I’m standing knee-deep in 58-degree water that’s as clear as what runs from your kitchen tap and nearly as clean. Trout surround me. They are within arm’s length. They are within casting distance. They are wallowing. They are splashing. Occasionally there is a rise and slurp, although I can see nothing on the surface on which they might feed.
Nearly everything in my fly box has been rejected. I would attribute this to operator error and it probably is, but I’ve seen no one else in sight hook a fish, either. And I have plenty of company.
It’s the last day of a three-day trip to Missouri’s Bennett Spring State Park wwwmostateparks.com/Bennett.htm.

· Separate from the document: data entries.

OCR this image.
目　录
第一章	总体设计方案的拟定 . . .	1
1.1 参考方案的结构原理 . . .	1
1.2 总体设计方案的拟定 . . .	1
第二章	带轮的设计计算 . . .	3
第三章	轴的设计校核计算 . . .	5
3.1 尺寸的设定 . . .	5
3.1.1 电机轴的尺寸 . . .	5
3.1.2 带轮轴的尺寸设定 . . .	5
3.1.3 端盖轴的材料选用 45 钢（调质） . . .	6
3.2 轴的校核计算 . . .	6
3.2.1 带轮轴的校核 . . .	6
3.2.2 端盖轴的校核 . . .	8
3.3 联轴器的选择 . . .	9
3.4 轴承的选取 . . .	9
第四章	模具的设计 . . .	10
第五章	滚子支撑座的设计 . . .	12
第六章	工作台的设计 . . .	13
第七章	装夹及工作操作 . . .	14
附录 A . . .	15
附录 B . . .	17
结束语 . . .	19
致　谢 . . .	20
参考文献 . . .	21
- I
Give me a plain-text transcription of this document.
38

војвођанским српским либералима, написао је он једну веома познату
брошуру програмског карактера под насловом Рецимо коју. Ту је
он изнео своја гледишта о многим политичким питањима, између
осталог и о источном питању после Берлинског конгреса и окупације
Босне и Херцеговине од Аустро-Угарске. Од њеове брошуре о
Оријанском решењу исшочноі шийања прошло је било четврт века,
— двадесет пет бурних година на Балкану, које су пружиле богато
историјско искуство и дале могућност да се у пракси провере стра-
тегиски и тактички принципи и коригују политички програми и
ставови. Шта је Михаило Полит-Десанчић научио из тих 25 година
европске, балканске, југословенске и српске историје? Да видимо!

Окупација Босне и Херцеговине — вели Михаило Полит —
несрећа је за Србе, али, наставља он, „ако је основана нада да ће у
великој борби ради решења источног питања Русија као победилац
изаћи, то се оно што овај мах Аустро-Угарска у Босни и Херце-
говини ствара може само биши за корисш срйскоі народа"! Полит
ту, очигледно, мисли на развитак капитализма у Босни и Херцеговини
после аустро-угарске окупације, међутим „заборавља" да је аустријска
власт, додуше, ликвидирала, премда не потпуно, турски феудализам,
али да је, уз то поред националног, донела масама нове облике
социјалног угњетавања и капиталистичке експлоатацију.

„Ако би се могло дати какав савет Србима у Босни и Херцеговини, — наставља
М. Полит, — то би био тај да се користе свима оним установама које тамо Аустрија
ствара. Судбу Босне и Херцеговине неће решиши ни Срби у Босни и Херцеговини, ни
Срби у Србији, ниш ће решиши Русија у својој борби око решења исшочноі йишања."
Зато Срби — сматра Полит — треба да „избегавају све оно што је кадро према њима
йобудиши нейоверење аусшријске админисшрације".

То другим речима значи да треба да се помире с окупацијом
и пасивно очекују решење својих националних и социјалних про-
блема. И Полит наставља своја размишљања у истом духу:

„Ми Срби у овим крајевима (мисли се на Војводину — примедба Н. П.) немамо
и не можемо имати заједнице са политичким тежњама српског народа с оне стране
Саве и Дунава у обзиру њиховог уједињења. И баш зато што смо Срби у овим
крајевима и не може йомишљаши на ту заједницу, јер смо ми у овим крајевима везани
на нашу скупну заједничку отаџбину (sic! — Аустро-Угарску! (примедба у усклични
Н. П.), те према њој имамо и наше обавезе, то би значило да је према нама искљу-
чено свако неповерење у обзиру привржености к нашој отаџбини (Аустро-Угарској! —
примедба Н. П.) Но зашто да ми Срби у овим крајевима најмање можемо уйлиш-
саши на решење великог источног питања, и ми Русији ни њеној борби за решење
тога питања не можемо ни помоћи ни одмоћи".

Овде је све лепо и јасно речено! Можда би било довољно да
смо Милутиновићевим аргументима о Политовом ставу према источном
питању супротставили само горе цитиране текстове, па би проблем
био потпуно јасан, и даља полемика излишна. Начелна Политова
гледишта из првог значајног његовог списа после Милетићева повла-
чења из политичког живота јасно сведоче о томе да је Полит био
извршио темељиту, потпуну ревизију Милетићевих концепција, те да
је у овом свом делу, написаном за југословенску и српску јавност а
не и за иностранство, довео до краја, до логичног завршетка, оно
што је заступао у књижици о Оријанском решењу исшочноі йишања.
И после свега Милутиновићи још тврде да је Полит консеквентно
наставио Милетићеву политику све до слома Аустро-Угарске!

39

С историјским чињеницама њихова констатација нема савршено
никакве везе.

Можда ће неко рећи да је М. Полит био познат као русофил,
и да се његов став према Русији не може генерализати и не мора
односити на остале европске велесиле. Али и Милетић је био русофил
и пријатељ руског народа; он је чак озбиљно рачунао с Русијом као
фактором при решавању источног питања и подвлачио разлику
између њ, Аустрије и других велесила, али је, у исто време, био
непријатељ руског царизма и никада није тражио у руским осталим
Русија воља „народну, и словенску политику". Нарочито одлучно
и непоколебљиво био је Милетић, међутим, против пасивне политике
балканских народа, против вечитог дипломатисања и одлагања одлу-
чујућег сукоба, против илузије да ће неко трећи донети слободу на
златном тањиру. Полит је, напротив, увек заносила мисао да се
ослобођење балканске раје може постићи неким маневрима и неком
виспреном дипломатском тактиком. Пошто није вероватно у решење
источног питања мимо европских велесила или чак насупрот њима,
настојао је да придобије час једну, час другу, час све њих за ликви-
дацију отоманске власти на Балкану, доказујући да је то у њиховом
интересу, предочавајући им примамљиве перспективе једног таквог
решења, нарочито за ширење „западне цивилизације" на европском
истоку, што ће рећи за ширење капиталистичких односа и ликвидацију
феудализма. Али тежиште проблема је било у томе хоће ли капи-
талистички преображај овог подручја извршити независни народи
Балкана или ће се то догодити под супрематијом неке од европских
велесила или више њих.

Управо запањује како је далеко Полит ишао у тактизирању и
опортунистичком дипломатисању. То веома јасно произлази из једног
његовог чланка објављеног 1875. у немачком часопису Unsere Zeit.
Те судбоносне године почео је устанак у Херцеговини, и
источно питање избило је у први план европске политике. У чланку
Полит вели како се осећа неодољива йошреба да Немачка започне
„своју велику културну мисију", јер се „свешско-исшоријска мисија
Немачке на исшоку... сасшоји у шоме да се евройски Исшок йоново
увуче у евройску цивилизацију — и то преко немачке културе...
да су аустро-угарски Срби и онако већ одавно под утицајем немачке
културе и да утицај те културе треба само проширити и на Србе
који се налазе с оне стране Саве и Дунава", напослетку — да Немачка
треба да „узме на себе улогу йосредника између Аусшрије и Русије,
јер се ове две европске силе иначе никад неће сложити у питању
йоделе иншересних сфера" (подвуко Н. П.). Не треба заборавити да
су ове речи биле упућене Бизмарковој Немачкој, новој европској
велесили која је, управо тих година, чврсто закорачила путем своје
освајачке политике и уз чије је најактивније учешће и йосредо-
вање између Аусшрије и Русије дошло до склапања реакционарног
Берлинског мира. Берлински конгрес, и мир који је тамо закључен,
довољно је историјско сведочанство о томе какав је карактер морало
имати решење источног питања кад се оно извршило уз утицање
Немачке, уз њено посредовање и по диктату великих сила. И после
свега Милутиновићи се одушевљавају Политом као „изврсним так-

For the last round of fishing I am traveling by bike, working my way downstream from the “fly only” section that starts at the 100 million gallon per hour spring to the “bait only” piece of water near where the stream exits the park and where Vic Eckmann (a bait specialist who works at the park store) says he can catch four fish on four cast nearly at will. I’m currently working in the “fly or artificial lure only” section of the stream. No one is catching fish at will.
Trout really are everywhere; mostly rainbows but a few browns. The average length seems to be about 12-14 inches but yesterday while my daughter Rebecca and I were watching fish (and frustrated fishermen) from the quaint stone bridge (a CCC circa 1930s structure) a trout wallowed into view that was 10 pounds if it was an ounce. It was fortunate that the bank side fishermen couldn’t see what we could see.
Within the park more than 2,000 trout are stocked each night during the catch-and-keep season (March through early November) so there is never a shortage of fish. Regardless of the type of tackle you use this is Social Fishing 101. If you come, expect crowds. Sunday it was nearly shoulder-to-shoulder. Today the crowd had thinned enough so there was at least room to cast.
Most of the anglers I’ve seen have been waving fly rods. Jim Rogers, who operates a fly fishing school here www.jimrogersflyschool.com and manages all park concessions, says more than 60 percent of the fishing visitors are fly fishermen; three times as many as only a few years ago.
The horn blows at 8:30 p.m., each day marking the close of fishing hours. Anglers can start fishing again at 6:30 a.m., which I have learned from experience and observation, is the most productive time to be on the water.
Maybe freshly stocked trout really are more gullible then their experienced cousins that have already seen the daily combing by anglers throwing everything from PowerBait to a No. 14 Adams.